Wednesday, April 11, 2018

Smoothing out

Something I just recently learned. You get a much better night's sleep if you can make sure that your fitted sheet covers the whole mattress. Not just the sliver you sleep on, that is.

Of course if I weren't single I'd have figured that one out a long time ago. Or had it driven into my skull. But if I weren't single a lot of things would be different. Maybe better, maybe not, but definitely different.

Monday, April 9, 2018

Now hear these

This has always been one of my Platonic ideals of an absolutely gorgeous song. I never thought of such a radical reworking, though, the whole a capella thing. Kudos to whoever thought of the whole "Frere Jacques" opening.


Just to compare with the original. I'm guessing there was a little Talking Heads influence, but they were already their own thing.

Saturday, April 7, 2018

The Whole Town's Sleeping

That's the title of a story by Ray Bradbury. One of his more devilish pieces.

It's also the truth. Even in fairly big cities, most people are asleep by a certain hour. So if you're awake, you're aware of an eerie silence, and every small noise.

Occasionally a car will go by. Someone's on their way to somewhere. But you don't know them, probably. You can fill in the blanks, though.

Thursday, April 5, 2018

Across the Pacific

This week I started reading Kafka on the Shore. This is a Haruki Murakami novel, one I haven't read before. You could say it's about a runaway on a quest. There is also material about fallout - literal and otherwise - from the Hiroshima bombing.

It's very Murakami. Which is to say there's a background of people doing routine, dull things and thinking not-so-very-deep thoughts, all narrated in a deadpan tone. But that tone remains when more dramatic things happen, for the most part. Which by association makes the other stuff kind of eerie.

So far I've read the runaway hero of the book getting a hand job from a woman who, if I know my foreshadowing, is a blood relative of his. Also an ambiguously supernatural predator tries to goad a kindly old man into killing him by cutting the throats of defenseless cats. These are both, on differing levels, upsetting scenes. Especially the cat thing. But the book remains compulsively readable.

Tuesday, April 3, 2018

Cryptowhatever

Bitcoin is something that a few of my friends are interested in. Of course it's a pricey market, so even the most affluent people in my circle haven't dove in and invested in it yet.
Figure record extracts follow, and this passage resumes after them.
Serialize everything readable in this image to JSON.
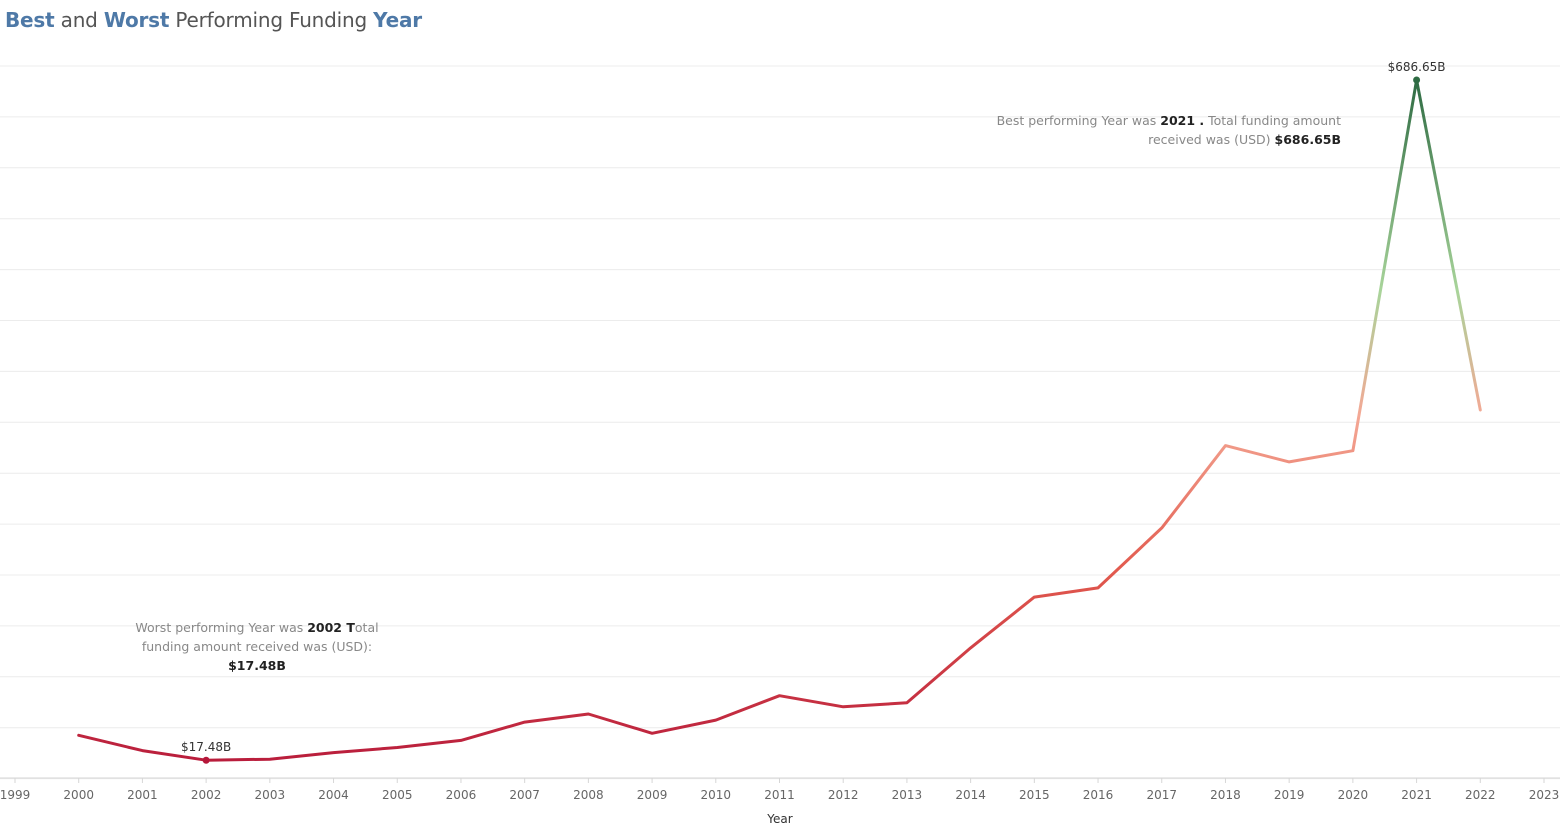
{
  "title": {
    "word1": "Best",
    "word2": " and ",
    "word3": "Worst",
    "word4": " Performing Funding ",
    "word5": "Year"
  },
  "chart_data": {
    "type": "line",
    "title": "Best and Worst Performing Funding Year",
    "xlabel": "Year",
    "ylabel": "",
    "x_ticks": [
      "1999",
      "2000",
      "2001",
      "2002",
      "2003",
      "2004",
      "2005",
      "2006",
      "2007",
      "2008",
      "2009",
      "2010",
      "2011",
      "2012",
      "2013",
      "2014",
      "2015",
      "2016",
      "2017",
      "2018",
      "2019",
      "2020",
      "2021",
      "2022",
      "2023"
    ],
    "xlim": [
      1999,
      2023
    ],
    "ylim": [
      0,
      700
    ],
    "y_unit": "$B",
    "grid": true,
    "x": [
      2000,
      2001,
      2002,
      2003,
      2004,
      2005,
      2006,
      2007,
      2008,
      2009,
      2010,
      2011,
      2012,
      2013,
      2014,
      2015,
      2016,
      2017,
      2018,
      2019,
      2020,
      2021,
      2022
    ],
    "values": [
      42,
      27,
      17.48,
      18.5,
      25,
      30,
      37,
      55,
      63,
      44,
      57,
      81,
      70,
      74,
      128,
      178,
      187,
      246,
      327,
      311,
      322,
      686.65,
      362
    ],
    "point_labels": [
      {
        "year": 2002,
        "text": "$17.48B"
      },
      {
        "year": 2021,
        "text": "$686.65B"
      }
    ],
    "annotations": {
      "best": {
        "line1_pre": "Best performing Year was ",
        "line1_year": "2021 .",
        "line1_post": " Total  funding amount",
        "line2_pre": "received was (USD) ",
        "line2_value": "$686.65B"
      },
      "worst": {
        "line1_pre": "Worst performing Year was ",
        "line1_year": "2002 ",
        "line1_t": "T",
        "line1_post": "otal",
        "line2": "funding amount received was (USD):",
        "line3": "$17.48B"
      }
    },
    "colors": {
      "low": "#b5173a",
      "mid": "#e25a4e",
      "light": "#f4a895",
      "high": "#2e6b43",
      "end": "#a8d49a",
      "grid": "#ececec",
      "axis": "#d6d6d6"
    }
  }
}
But still, I know some people who seem to think it's legit.

For all the intricate talk about blockchains, well...Call me a thick Luddite if you must, but it seems to me like someone had the idea of running an expensive numbers racket and using computers as props. Which, to be honest, I'm surprised no one thought of fifty years ago.

Monday, April 2, 2018

Musical chairs

Today I talked to a lady who works at Au Bon Pain. She works in the one in the Bank of America semi-skyscraper downtown. As I mentioned sometime before, the Thayer Street location closed a while ago. In the interim Au Bon Pain was reabsorbed by Panera Bread. But Panera has written off the bank building location, which wasn't making enough money. (Rent was an issue too.)

So while the takeover means stability in one way, this store is closing. A routine enough story, but it's worrying to much of the staff. I think they just have one more location in the city, and not everyone will be transferred there.